We’ll take a day off from bashing the draft curriculum, in order to bash the draft curriculum. This one’s not a Crash post, but it gets to the disfigured heart of the draft.
Yesterday, a good friend and colleague, let’s call him Mr. Big, threw a book at us. By Alexandre Borovik and Tony Gardiner, the book is called The Essence of Mathematics Through Elementary Problems. The book is free to download, and it is beautiful.
There is much to say about this book. It is, unsurprisingly, a collection of problems and solutions. By “elementary”, the authors mean, in the main, in the domain of secondary school mathematics. Note that “elementary” does not equate to “easy”, although there are easy problems as well.
The problems have been chosen with great care. As the authors write, the problems are included for two reasons:

 they constitute good mathematics
 they embody in a distilled form the quintessential spirit of elementary mathematics
As indicated by the the Table of Contents, the problems in The Essence of Mathematics are also arranged very carefully, by topic and in a roughly increasing level of conceptual depth, and the book includes interesting and insightful commentary. Their twenty problems and solutions embodying 3 – 1 = 2 is a beautiful illustration.
The Essence of Mathematics also contains an incredibly important message. Here is the very first problem in the book:
1(a) Compute for yourself, and learn by heart, the times tables up to 9 × 9.
Regular readers will know exactly where we’re going with this. Chapter 1 of Essential Mathematics is titled Mental Skills, it includes simple written skills as well, and the message is obvious. As the authors write,
The chapter is largely devoted to underlining the need for mastery of a repertoire of instantly available techniques, that can be used mentally, quickly, and flexibly to analyse less familiar problems at sight.
In particular, on their first problem,
Multiplication tables are important for many reasons. They allow us to appreciate directly, at first hand, the efficiency of our miraculous place value system – in which representing any number, and implementing any operation, are reduced to a combined mastery of
(i) the arithmetical behaviour of the ten digits 0–9, and
(ii) the index laws for powers of 10.
Fluency in mental and written arithmetic then leaves the mind free to notice, and to appreciate, the deeper patterns and structures which may be lurking just beneath the surface.
What does all this have to do with ACARA’s draft curriculum? Alas, nothing whatsoever.
The draft curriculum is the antithesis of Essence. The “problems” and “investigations” and “models” in the draft curriculum are anything but wellchosen, being typically sloppy and illdefined, with no clear direction or purpose.
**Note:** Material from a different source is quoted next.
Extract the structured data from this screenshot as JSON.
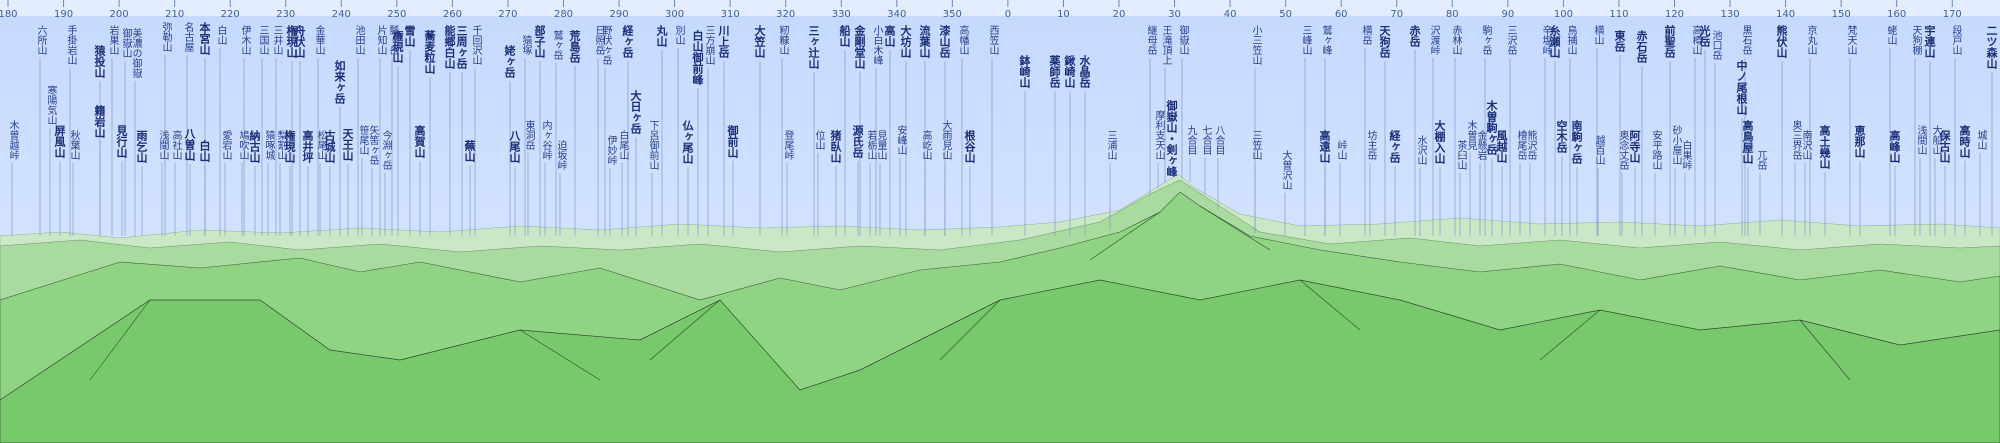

The draft curriculum also displays nothing but contempt for the prior mastery of basic facts and skills required for problemsolving, or anything.
Essence is not a textbook, but the authors clearly see a large role for problemsolving in mathematics education, and, with genuine modesty, they can imagine their book as a natural supplement to a good curriculum. Such a role can mean slow and openended learning, or at least openended teaching:
Learning mathematics is a long game; and teachers and students need the freedom to digress, to look ahead, and to build slowly over time.
The value of such digressions and explorations, however, does not negate the primary goal of mathematics education:
Teachers at each stage must be free to recognise that their primary responsibility is not just to improve their students’ performance on the next test, but to establish a firm platform on which subsequent stages can build. …
The effect [of political pressures] has been to downgrade the more important challenges which every student should face: namely

 of developing a robust mastery of new, forwardlooking techniques (such as fractions, proportion, and algebra), and
 of integrating the single steps students have at their disposal into larger, systematic schemes, so that they can begin to tackle and solve simple multistep problems.
Building systematic schemes out of the mastery of techniques. Or, there’s the alternative:
A didactical and pedagogical framework that is consistent with the essence, and the educational value of elementary mathematics cannot be rooted in false alternatives to mathematics (such as numeracy, or mathematical literacy).
There is problemsolving, and there is “problemsolving”. ACARA is shovelling the latter.
UPDATE (28/05/21)
Mrs. Big, AKA Mrs. Uncle Jezza, has given the draft curriculum a very good whack in the comments, below. As part of that, she has noted an excellent quotation that begins the Preface of Essential. The quotation is by Richard Courant and Herbert Robbins, and is from the Preface of their classic What is Mathematics?
“Understanding mathematics cannot be transmitted by painless entertainment … actual contact with the content of living mathematics is necessary. The present book … is not a concession to the dangerous tendency toward dodging all exertion.”
While we’re here, we’ll include another great quote, from the About section of Essential, by John von Neumann:
“Young man, in mathematics you don’t understand things. You just get used to them.”
Understanding is a fine goal, but it can also be a dangerously distracting goal. ACARA’s “deep understanding” is an absurdity.